13.2 Material changes to this Privacy Policy shall be communicated to Data Subjects by: (a) publishing the updated Privacy Policy on the E-store and the Seller's website with a clear indication of the date of last update; and (b) where the Seller holds the Data Subject's e￾mail address, by sending an e-mail notification regarding the material changes.

13.3 For Data Subjects who are not consumers within the meaning of the Estonian Law of Obligations Act, continued use of the E-store or the Seller's services after the effective date of the amended Privacy Policy constitutes acceptance of the amended Privacy Policy.

14. Contact Details and Supervisory Authority

14.1 The data controller is:

14.1.1 Nanordica Medical OÜ

14.1.2 Registry code: 14710113

14.1.3 Address: Mäealuse 2/1, 12618 Tallinn, Estonia

14.1.4 E-mail: ravimus@nanordica.com

14.2 The competent supervisory authority for data protection matters is:

14.2.1 Andmekaitse Inspektsioon (Estonian Data Protection Inspectorate)

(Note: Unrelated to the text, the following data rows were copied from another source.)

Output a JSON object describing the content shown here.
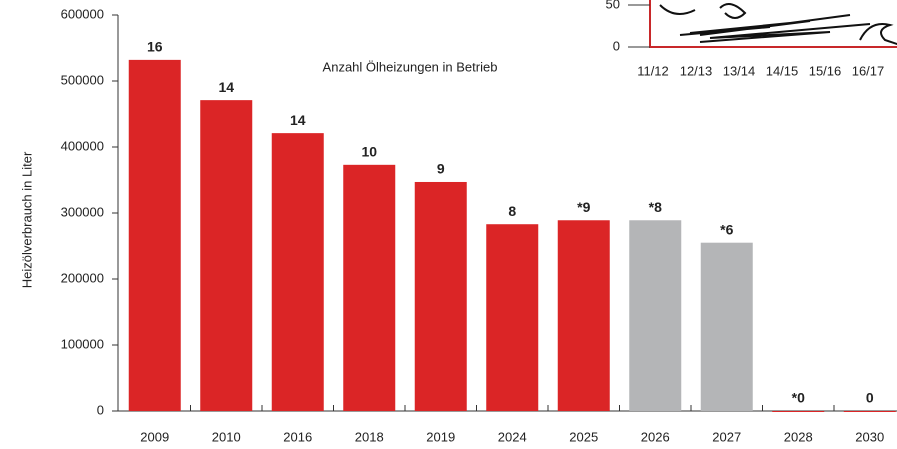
{
  "chart_data": [
    {
      "type": "bar",
      "annotation": "Anzahl Ölheizungen in Betrieb",
      "y_label": "Heizölverbrauch in Liter",
      "categories": [
        "2009",
        "2010",
        "2016",
        "2018",
        "2019",
        "2024",
        "2025",
        "2026",
        "2027",
        "2028",
        "2030"
      ],
      "values": [
        532000,
        471000,
        421000,
        373000,
        347000,
        283000,
        289000,
        289000,
        255000,
        0,
        0
      ],
      "bar_labels": [
        "16",
        "14",
        "14",
        "10",
        "9",
        "8",
        "*9",
        "*8",
        "*6",
        "*0",
        "0"
      ],
      "colors": [
        "#db2526",
        "#db2526",
        "#db2526",
        "#db2526",
        "#db2526",
        "#db2526",
        "#db2526",
        "#b4b5b7",
        "#b4b5b7",
        "#db2526",
        "#db2526"
      ],
      "ylim": [
        0,
        600000
      ],
      "yticks": [
        0,
        100000,
        200000,
        300000,
        400000,
        500000,
        600000
      ]
    },
    {
      "type": "inset",
      "categories": [
        "11/12",
        "12/13",
        "13/14",
        "14/15",
        "15/16",
        "16/17"
      ],
      "ylim": [
        0,
        50
      ],
      "yticks": [
        0,
        50
      ]
    }
  ]
}
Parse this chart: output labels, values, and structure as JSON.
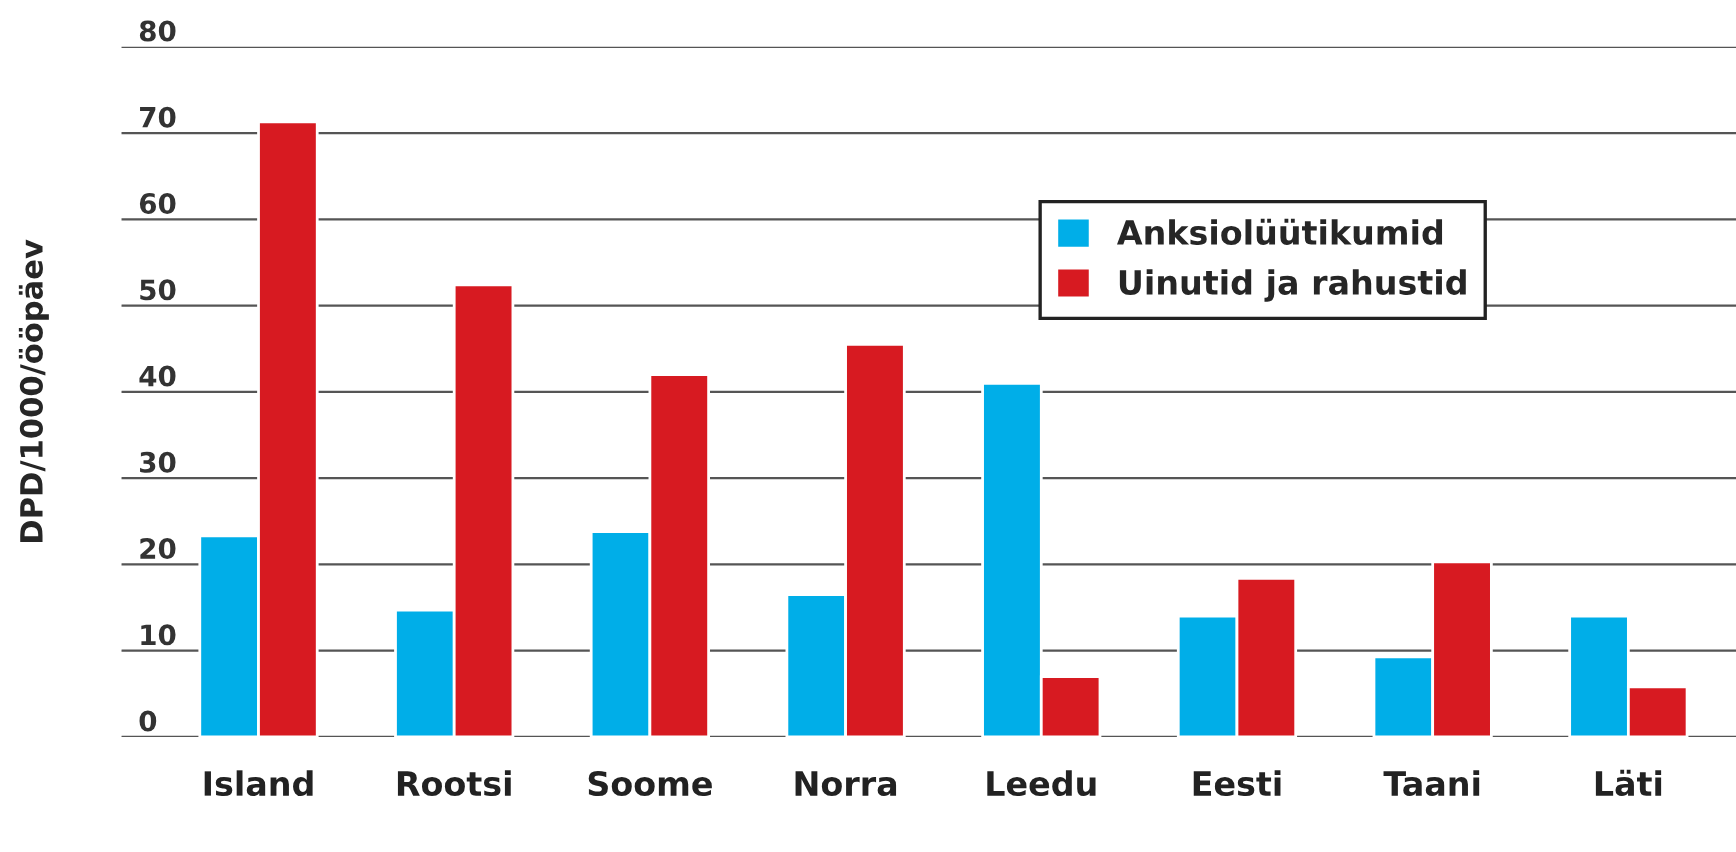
{
  "chart_data": {
    "type": "bar",
    "ylabel": "DPD/1000/ööpäev",
    "categories": [
      "Island",
      "Rootsi",
      "Soome",
      "Norra",
      "Leedu",
      "Eesti",
      "Taani",
      "Läti"
    ],
    "series": [
      {
        "name": "Anksiolüütikumid",
        "color": "#00aee8",
        "values": [
          23.3,
          14.7,
          23.8,
          16.5,
          41,
          14,
          9.3,
          14
        ]
      },
      {
        "name": "Uinutid ja rahustid",
        "color": "#d71a21",
        "values": [
          71.3,
          52.4,
          42,
          45.5,
          7,
          18.4,
          20.3,
          5.8
        ]
      }
    ],
    "ylim": [
      0,
      80
    ],
    "yticks": [
      0,
      10,
      20,
      30,
      40,
      50,
      60,
      70,
      80
    ],
    "grid": "y",
    "legend": "top right"
  }
}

14.2.2 Address: Tatari 39, 10134 Tallinn, Estonia

14.2.3 E-mail: info@aki.ee

14.2.4 Website: www.aki.ee

14.3 For any questions, requests, or complaints regarding the Processing of Personal Data, the
Data Subject is welcome to contact the Seller at ravimus@nanordica.com.

15. Final Provisions
15.1 This Privacy Policy and all matters arising out of or in connection with it are governed by the laws of the Republic of Estonia and the GDPR. Any disputes arising in connection with this Privacy Policy that cannot be resolved amicably shall be settled in the courts of the Republic of Estonia, unless otherwise required by applicable mandatory consumer protection legislation.